Attention and context explain why things get lost. Lost in the Middle (Liu et al. 2024) and its cousins (attention dilution, position-bias in retrieved chunks, noisy-context degradation on RAG) all come from how attention mixes information across positions. Once you have seen the mechanism, the failure modes in Chapter 15 are predictable and the mitigations (reranking, windowed retrieval, placing critical content at the ends of the context) become obvious.

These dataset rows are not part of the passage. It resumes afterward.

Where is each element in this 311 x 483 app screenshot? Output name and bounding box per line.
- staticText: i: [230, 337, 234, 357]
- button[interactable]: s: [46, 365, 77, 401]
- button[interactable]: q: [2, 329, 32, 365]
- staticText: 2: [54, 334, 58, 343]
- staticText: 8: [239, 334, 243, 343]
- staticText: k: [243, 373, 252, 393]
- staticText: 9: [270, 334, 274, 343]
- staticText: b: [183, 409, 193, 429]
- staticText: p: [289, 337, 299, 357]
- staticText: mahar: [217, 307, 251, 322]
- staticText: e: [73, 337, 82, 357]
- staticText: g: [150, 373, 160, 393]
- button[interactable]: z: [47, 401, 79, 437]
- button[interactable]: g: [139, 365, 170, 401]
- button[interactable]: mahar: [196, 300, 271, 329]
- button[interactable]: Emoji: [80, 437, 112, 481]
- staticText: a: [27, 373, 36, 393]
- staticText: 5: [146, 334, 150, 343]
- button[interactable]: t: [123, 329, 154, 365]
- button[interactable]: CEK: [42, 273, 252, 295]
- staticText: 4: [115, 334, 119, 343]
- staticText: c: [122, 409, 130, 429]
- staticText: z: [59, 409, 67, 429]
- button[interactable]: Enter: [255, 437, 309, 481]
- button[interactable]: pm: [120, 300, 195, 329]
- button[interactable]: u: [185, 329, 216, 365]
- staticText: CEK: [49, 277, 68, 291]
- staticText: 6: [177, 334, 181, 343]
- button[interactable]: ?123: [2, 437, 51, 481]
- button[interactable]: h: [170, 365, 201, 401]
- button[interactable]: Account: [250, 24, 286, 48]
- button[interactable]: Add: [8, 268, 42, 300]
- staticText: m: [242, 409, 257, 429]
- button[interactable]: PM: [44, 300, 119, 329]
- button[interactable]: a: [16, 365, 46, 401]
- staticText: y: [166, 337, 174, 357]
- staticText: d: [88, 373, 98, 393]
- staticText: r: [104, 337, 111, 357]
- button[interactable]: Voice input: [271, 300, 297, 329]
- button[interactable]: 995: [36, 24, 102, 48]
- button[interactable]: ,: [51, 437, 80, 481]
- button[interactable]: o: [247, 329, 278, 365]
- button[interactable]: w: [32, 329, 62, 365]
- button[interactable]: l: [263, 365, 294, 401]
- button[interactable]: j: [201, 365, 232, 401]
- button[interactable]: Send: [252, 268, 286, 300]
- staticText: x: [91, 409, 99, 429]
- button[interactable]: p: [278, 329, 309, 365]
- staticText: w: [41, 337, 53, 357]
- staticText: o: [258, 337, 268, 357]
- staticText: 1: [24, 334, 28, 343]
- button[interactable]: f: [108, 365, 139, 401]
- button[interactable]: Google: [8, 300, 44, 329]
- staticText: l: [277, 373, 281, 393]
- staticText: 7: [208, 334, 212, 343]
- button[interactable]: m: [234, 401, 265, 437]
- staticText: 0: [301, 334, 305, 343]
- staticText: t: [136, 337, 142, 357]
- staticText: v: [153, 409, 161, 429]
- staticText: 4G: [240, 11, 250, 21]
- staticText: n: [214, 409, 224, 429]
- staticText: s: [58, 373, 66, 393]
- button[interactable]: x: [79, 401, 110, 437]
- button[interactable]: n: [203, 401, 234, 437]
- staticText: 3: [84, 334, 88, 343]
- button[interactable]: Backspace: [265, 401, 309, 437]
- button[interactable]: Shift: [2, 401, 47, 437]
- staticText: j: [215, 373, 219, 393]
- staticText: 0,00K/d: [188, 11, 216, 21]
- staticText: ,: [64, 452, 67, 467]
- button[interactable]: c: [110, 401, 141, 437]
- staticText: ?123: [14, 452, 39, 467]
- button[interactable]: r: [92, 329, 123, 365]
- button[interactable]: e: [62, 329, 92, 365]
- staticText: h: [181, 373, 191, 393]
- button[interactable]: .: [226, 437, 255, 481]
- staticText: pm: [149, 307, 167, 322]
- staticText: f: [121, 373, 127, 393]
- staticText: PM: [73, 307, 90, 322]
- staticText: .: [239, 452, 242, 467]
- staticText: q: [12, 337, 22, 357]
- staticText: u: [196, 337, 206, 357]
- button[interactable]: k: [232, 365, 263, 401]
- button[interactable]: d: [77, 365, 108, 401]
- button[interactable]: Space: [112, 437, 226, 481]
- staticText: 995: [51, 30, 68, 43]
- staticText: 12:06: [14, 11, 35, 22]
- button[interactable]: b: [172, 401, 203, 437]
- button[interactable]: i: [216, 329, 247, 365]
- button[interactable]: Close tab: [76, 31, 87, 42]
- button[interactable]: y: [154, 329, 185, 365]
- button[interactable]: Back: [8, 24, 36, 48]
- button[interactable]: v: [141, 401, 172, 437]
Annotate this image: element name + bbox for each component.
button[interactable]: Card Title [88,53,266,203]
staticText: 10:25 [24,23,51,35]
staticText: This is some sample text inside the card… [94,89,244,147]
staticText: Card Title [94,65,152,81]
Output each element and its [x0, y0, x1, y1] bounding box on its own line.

Sampling explains why temperature 0.7 vs 1.2 changes output. The sampler operates on the distribution the model produced. Low temperature collapses it onto the mode; high temperature spreads it across the tails. The right choice is workload-dependent: determinism for structured extraction, exploration for creative generation, something between for conversational assistants. Chapter 9 gives measured defaults. The model underneath is always outputting the same distribution. You are choosing how to draw from it.
Training stages explain why prompts land differently. System prompts work because SFT conditioned the model on instruction-following. They work less well when they push against preference-alignment behavior the model was trained to hold. Few-shot examples work because in-context learning is a pre-training emergent property. When a prompt is not working, the diagnostic question is which stage’s prior you are fighting. Chapter 6 and Chapter 7 are built around that question.

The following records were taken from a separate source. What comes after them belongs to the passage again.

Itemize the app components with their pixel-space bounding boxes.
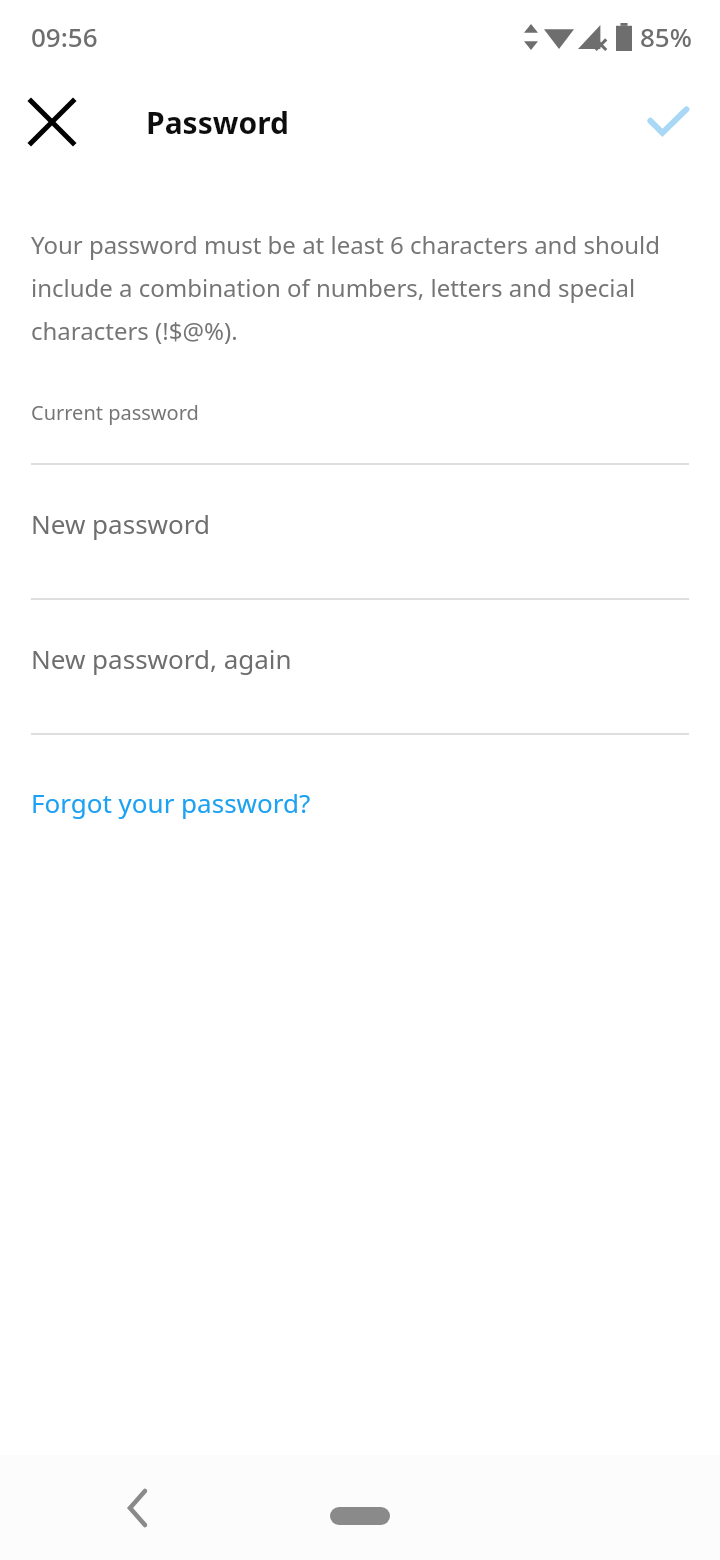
button[interactable]: Home — [330, 1507, 390, 1525]
staticText: Forgot your password? — [31, 785, 311, 820]
staticText: Your password must be at least 6 charact… — [31, 228, 680, 347]
button[interactable]: Close — [16, 86, 88, 158]
button[interactable]: Save — [632, 86, 704, 158]
staticText: Password — [146, 102, 289, 143]
staticText: New password — [31, 506, 210, 541]
button[interactable]: Current password — [0, 391, 720, 465]
button[interactable]: New password, again — [0, 600, 720, 735]
button[interactable]: Back — [100, 1470, 176, 1546]
button[interactable]: New password — [0, 465, 720, 600]
staticText: Current password — [31, 399, 199, 426]
staticText: New password, again — [31, 641, 292, 676]
staticText: 09:56 — [31, 19, 98, 54]
button[interactable]: Forgot your password? — [31, 785, 311, 820]
staticText: 85% — [640, 19, 692, 54]
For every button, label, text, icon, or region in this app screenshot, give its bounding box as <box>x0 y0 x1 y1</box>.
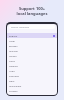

Statelessness explains why your “chatbot” is an application, not a model. Section 1.1 argued this from the outside. This chapter showed it from the inside. There is no state between requests because the pipeline takes a token sequence in and returns a distribution. Everything that looks like memory (conversation history, retrieved documents, tool results) is the application staging context into the next forward pass. That is the whole design space for memory systems (Chapter 14), retrieval (Chapter 10), and tool use (Chapter 12).
Take the running example from Section 1.1. You paste a forty-page research paper into Claude and ask for five bullets. Every piece of this chapter is in that one call. Tokenization turns the forty pages into roughly 25,000 integers. The embedding table lands them as points in an 8,000-dimensional space. The transformer stack mixes those points across positions, sixty or so layers deep, so that by the top of the stack the hidden state at the last position has attended to sentences from pages three, seventeen, and thirty-nine at once. The final projection scores all 128,000 vocabulary tokens. The sampler picks one. It gets appended. The loop runs again on 25,001 tokens. Five bullets later, a stop token comes out. Pre-training is why the words sound like a paper summary. SFT is why you got bullets. Preference alignment is why the tone is helpful. Every knob you will touch in the rest of the book (prompt wording, system prompt, tool calls, retrieval, sampler settings, model choice, quantization) shapes one specific stage of that pipeline.